Je me permettrai de vous donner simplement lecture de quelques passages de la conclusion d'un rapport remis voilà à peine un an sur cette question, qui avait été commandité par M. Mattei, alors ministre de la santé, et signé par notre ancien collègue Charles Descours :
« L'inégale répartition des professionnels de santé sur le territoire et l'apparition de zones de pénurie lancent un défi à notre système de santé auquel il appartient à l'ensemble des partenaires de répondre rapidement afin de garantir aux usagers un accès aux soins de proximité respectant les principes du service public : l'égalité, la qualité, la continuité et la mutabilité. L'Etat, en tant que garant de l'accès aux soins sur le territoire, se doit d'occuper toute la place qu'il lui revient dans cette mission, régalienne par excellence...
« Les solutions passent par une politique d'incitation positive pouvant se traduire par des allégements d'impôts et de charges sociales ou par des aides pérennes aux cabinets (...) de groupe pluriprofessionnels ou pluridisciplinaires...

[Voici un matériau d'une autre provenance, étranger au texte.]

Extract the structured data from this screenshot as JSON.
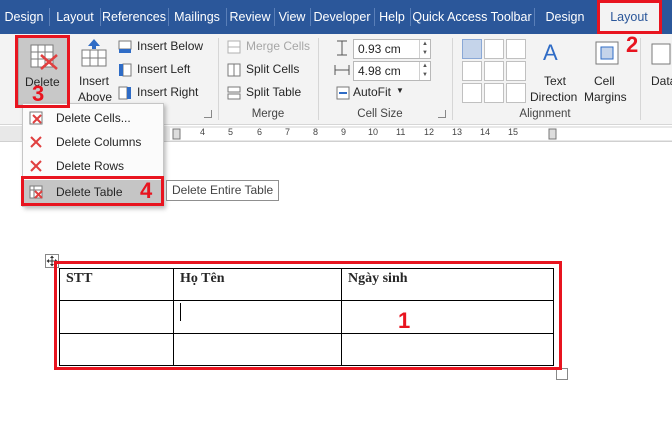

« Aucune des propositions de ce rapport n'est exclusive, l'ensemble constituant une boîte à outils où chaque solution devra s'emboîter avec d'autres pour atteindre son plein effet. Régionaliser le numerus clausus ou augmenter le nombre de places dans les écoles sans soutenir les actions des collectivités locales et sans permettre l'évolution du mode d'exercice, par exemple, ne sera pas suffisant pour pallier l'inégale répartition des professionnels de santé sur le territoire. »
Charles Descours, qui est issu de vos rangs, chers collègues de la majorité, a donc donné le ton dans la conclusion de son rapport.
Je souhaite, messsieurs les secrétaires d'Etat, mes chers collègues, que nous puissions, à l'occasion de la deuxième lecture de ce texte, tendre vers la volonté politique que je viens d'énoncer.